6. Graphical abstract illustrating the molecular mechanisms by which NNMT evokes plasticity and expression of ECM components that favor metastatic colonization.

Figure EV5. Immuno‐histochemical staining of COL1A1 and PRDM5, digital analysis, and clinical association with relapse‐free‐survival

1. A

   Bar graph showing COL1A1 mRNA expression in MDA‐MB‐231 KO1_RFP, KO1_NNMT and KO1_COL1A1 (COL1A1 over expression) cells. n = 3 experimental replicates. ***P < 0.001; One‐way ANOVA. All data are means ± SD.

2. B

   Bar graph showing quantification of Cell Titer GLO assay comparing MDA‐MB‐231 cells expressing sh NT or sh COL1A1. n = 6 experimental replicates. n.s., not significant; Student t‐test. Data are means ± SD.

3. C, D

   Representative COL1A1 and PRDM5 staining of breast cancer tissues cores of the tissue‐microarrays (TMAs, left). Classes used for training a deep neural network algorithm: The red area corresponds to the tumor; stroma has been sub‐classified into desmoplastic (green) and inflamed (blue) (middle). Heatmap showing differential expression of the respective markers (right). COL1A1; Scale bar, 200 μm. PRDM5; Scale bar, 100 μm.

4. E

   Dot plot showing COL1A1 expression level (H‐Score) across the different sample types: normal tissue (n = 76) or primary tumor (PT, n = 757) ****P < 0.0001, Student t‐test.

5. F

   Dot plot showing COL1A1 expression level (H‐Score) across the different areas of the tissue section: tumor epithelium versus stroma (n = 857). ****P < 0.0001; Student t‐test.

6. G

   Bar Graph showing COL1A1 expression level (H‐Score) according to the NNMT status within all tumor samples. NNMT (−) negative, n = 193; NNMT (+) positive, n = 170. n.s., non‐significant; Student t‐test. Boxes define the upper and lower quartiles; central band indicates the median; whiskers define max to min values.

7. H

   Dot plot showing correlation of PRDM5 (x‐axis) and COL1A1 (y‐axis) H‐scores inferred from HR–negative tumor patient samples from the TMA (n = 64), *P < 0.05 correlation P‐value.

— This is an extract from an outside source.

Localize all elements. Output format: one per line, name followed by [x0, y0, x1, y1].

Pearson index is indicated.

8. I

   Kaplan–Meier plot depicting survival of breast cancer patients stratified according to COL1A1 protein levels (H‐Score) specifically in the tumor epithelium area (n = 857; median cut‐off). Estimated 10‐year overall survival rates are 37 (medium/high COL1A1 group) and 43 months (low/negative COL1A1 group), respectively. **P < 0.01; log‐rank test.

9. J

   Recurrence-free survival plots generated using the Kaplan–Meier Plotter based on signal intensity of COL1A1 (202311_s_at) probe in Affymetrix microarray gene expression data from breast cancer patients of The Cancer Genome Atlas (Györffy et al, 2010), in the luminal A (n = 1809), HER2‐enriched (n = 695) and basal (n = 953) subgroups according to the PAM50 classification. The cut‐off was automatically set to split patients into two groups, high and low. The hazard ratio (95% confidence intervals) and log‐rank P‐values for each graph are indicated.

10. K

    Kaplan–Meier survival analysis of breast cancer patients stratified according to PRDM5 protein levels (H‐Score) specifically in the tumor epithelium area (n = 857; median cut‐off). Estimated 10‐year overall survival rates. n.s., non‐significant; log‐rank test.